Order and product counts
Distinct products ordered monthly alongside volume context metrics. A rising SKU count with stable revenue may indicate catalogue expansion or over-diversification worth reviewing.
Purchase cost per product group
Which categories you spend the most on. Reveals supply chain concentration and shows where supplier negotiation would have the biggest impact on your costs.
Purchase cost per product
Individual product-level costs. When a small number of product families dominate procurement spend, you have supplier concentration risk, delivery problems from one supplier can affect multiple product lines simultaneously.
Filtering
Filter by purchase order date range. Select year-to-date, last quarter, a specific month, or a custom range.

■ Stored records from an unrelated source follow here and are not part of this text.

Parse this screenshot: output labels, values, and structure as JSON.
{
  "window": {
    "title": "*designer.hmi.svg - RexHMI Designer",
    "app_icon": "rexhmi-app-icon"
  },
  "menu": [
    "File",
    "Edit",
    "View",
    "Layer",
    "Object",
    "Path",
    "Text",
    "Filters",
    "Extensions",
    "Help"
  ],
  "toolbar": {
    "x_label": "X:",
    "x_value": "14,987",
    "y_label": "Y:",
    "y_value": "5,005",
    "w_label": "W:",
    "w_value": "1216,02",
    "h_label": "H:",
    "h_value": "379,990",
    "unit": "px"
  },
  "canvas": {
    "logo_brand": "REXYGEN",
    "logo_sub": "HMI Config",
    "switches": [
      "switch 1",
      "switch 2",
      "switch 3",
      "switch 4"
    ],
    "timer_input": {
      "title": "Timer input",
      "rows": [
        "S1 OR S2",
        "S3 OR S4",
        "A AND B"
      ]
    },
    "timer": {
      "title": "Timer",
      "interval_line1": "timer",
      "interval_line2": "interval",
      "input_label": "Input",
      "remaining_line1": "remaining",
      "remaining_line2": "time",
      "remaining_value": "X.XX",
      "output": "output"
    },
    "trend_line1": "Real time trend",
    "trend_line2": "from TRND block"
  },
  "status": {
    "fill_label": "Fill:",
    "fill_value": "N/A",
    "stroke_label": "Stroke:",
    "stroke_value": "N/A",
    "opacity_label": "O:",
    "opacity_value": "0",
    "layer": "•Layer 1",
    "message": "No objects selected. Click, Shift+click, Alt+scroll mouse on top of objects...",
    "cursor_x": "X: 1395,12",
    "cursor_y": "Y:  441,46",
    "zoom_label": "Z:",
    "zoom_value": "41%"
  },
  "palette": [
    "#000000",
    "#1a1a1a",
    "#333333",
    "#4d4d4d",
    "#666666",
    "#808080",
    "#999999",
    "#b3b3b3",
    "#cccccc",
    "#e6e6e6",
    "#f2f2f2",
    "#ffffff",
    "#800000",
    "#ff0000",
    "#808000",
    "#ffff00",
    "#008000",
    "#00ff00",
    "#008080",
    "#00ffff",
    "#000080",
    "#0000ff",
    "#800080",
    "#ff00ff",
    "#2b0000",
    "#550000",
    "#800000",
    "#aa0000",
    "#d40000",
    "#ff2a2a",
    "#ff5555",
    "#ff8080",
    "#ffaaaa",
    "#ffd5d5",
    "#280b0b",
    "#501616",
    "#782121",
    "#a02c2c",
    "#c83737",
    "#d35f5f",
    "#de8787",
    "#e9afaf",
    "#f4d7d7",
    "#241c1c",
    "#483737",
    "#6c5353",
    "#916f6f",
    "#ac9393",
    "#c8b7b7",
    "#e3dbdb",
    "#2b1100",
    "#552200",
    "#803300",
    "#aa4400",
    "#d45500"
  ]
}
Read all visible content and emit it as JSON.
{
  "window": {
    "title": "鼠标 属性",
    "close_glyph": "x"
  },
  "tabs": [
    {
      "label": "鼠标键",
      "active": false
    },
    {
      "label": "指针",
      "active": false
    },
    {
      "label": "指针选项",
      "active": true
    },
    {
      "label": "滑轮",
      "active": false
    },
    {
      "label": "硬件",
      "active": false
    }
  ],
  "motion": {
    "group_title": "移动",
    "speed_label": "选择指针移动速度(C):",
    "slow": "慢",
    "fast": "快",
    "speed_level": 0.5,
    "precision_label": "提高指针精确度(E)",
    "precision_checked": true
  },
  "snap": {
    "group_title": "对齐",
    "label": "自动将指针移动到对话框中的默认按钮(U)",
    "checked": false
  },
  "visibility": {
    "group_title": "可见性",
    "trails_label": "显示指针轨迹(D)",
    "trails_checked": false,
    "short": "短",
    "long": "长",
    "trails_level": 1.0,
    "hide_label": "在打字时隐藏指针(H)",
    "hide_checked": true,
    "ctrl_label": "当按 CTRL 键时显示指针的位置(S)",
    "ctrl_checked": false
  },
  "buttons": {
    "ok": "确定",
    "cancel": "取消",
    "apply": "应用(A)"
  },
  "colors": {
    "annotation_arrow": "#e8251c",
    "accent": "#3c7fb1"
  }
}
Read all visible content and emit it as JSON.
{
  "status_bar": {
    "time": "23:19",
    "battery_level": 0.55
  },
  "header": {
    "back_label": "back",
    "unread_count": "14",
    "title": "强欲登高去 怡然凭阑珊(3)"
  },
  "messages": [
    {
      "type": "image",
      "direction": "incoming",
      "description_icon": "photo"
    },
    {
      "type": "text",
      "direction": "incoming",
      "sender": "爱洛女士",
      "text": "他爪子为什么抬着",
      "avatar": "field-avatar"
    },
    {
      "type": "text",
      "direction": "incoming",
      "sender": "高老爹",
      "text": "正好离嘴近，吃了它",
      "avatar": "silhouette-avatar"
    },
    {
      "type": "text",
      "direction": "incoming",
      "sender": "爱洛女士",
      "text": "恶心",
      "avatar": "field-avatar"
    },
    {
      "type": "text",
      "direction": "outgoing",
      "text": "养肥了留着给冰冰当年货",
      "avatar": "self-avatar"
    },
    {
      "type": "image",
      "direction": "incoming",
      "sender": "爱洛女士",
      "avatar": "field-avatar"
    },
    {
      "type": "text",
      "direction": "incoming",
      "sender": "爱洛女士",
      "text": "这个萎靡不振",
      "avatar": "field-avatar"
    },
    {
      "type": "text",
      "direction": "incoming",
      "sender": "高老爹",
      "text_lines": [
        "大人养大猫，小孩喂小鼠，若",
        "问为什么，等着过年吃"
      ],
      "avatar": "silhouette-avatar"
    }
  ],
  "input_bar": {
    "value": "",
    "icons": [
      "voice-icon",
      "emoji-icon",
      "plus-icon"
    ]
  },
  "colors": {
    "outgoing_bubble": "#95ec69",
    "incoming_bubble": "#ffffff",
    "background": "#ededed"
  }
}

All KPIs, charts, and breakdowns update to reflect the selected period.
This is particularly useful for period-over-period comparison: filter to Q1 of one year, note your key metrics, then switch to Q1 of the following year to see whether procurement efficiency, lead times, and fulfilment rates are improving or worsening.
Using Copilot with Purchase Analysis
Example prompts
Below are a few prompt examples for using Copilot with the Analytics' Purchase Analysis dashboard
Prompt | What it returns |
"What is our average order-to-receipt time by supplier?" | Groups by supplier and aggregates the average lead time. Identifies your fastest and slowest suppliers for performance review and negotiation. |
"Show me monthly purchasing spend for the last 12 months" | Monthly procurement cost trend, revealing seasonal patterns and cash flow cycles. |
"Which product groups have the highest total purchase cost?" | Spend concentration by category: shows where supplier negotiation would have the most impact on your bottom line. |
Custom insights you can build
Supplier lead time monitor
Source: Unleashed_Purchase_KPI_Timeseries.
Group by supplier.
Value: avg order_to_receipt_days.
Apply conditional formatting: red when greater than 21 days.
Tracks which suppliers are slowing your supply chain so you can prioritise conversations with the right partners.
Procurement vs sales trend
Source: Unleashed_Purchase_KPI_Timeseries.
Group: by month.
Value: total purchase cost.
Overlay against your Sales Analysis revenue trend.
If procurement spend is growing faster than sales revenue, your input costs are outpacing your pricing and margins are compressing.